Live television will always exist in some form, especially on free broadcast networks, but cable doesn’t have the same security. Its future is tethered almost entirely to live sports. Even that is eroding. Sinclair’s 2023 bankruptcy obliterated regional sports networks, leaving MLB teams like the Padres to pivot entirely to MLB.tv. That trend is spreading as more franchises transition to league-produced streaming options, cutting cable out of the equation.
Despite this, cable isn’t dead. There are still millions of subscribers — far more than people assume — and there will always be an audience for live programming that requires no effort to find. But cable’s long-term survival may depend on acquisition by tech giants like Amazon or Apple, who could use cable infrastructure to prop up their broader streaming ecosystems.
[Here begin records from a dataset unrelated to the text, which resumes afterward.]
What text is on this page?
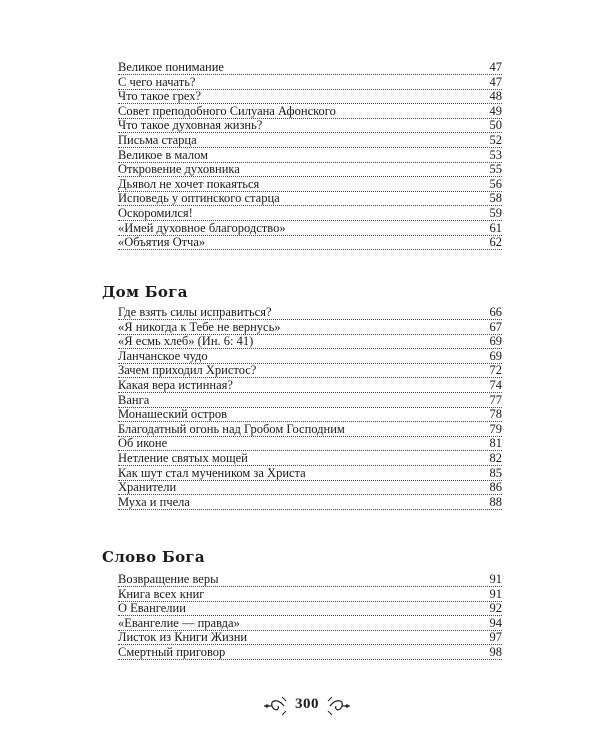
Великое понимание	47
С чего начать?	47
Что такое грех?	48
Совет преподобного Силуана Афонского	49
Что такое духовная жизнь?	50
Письма старца	52
Великое в малом	53
Откровение духовника	55
Дьявол не хочет покаяться	56
Исповедь у оптинского старца	58
Оскоромился!	59
«Имей духовное благородство»	61
«Объятия Отча»	62
Дом Бога
Где взять силы исправиться?	66
«Я никогда к Тебе не вернусь»	67
«Я есмь хлеб» (Ин. 6: 41)	69
Ланчанское чудо	69
Зачем приходил Христос?	72
Какая вера истинная?	74
Ванга	77
Монашеский остров	78
Благодатный огонь над Гробом Господним	79
Об иконе	81
Нетление святых мощей	82
Как шут стал мучеником за Христа	85
Хранители	86
Муха и пчела	88
Слово Бога
Возвращение веры	91
Книга всех книг	91
О Евангелии	92
«Евангелие — правда»	94
Листок из Книги Жизни	97
Смертный приговор	98
300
We’ve already seen Disney experiment with this hybrid model by airing Hulu’s Only Murders in the Building on ABC, exposing broadcast viewers to a streaming-exclusive hit.
The other lifeline for traditional TV is live formatting beyond sports. Reality competitions like The Masked Singer and The Voice thrive because they demand immediate viewing. Miss an episode, and social media spoils it instantly. Compared to prestige dramas, these live shows are cheaper to produce, faster to market, and harder to replace with on-demand alternatives.
Heading into 2025, television sits at a crossroads. For viewers, this is an unprecedented golden age of choice: thousands of shows, films, and live events are available at your fingertips, anytime, anywhere. For studios, the picture is less rosy. The streaming vs cable war has left both sides with fractured identities — cable relying almost entirely on sports and news, streaming grappling with unsustainable budgets and customer churn. Decisions made in the next few years will determine whether this era of abundance stabilises into something sustainable or collapses into a new form of bundled monotony.
For now, the best thing we can do is enjoy the sheer volume of high-quality content available — because whether through streaming or cable, the television industry is still trying to figure out what comes next.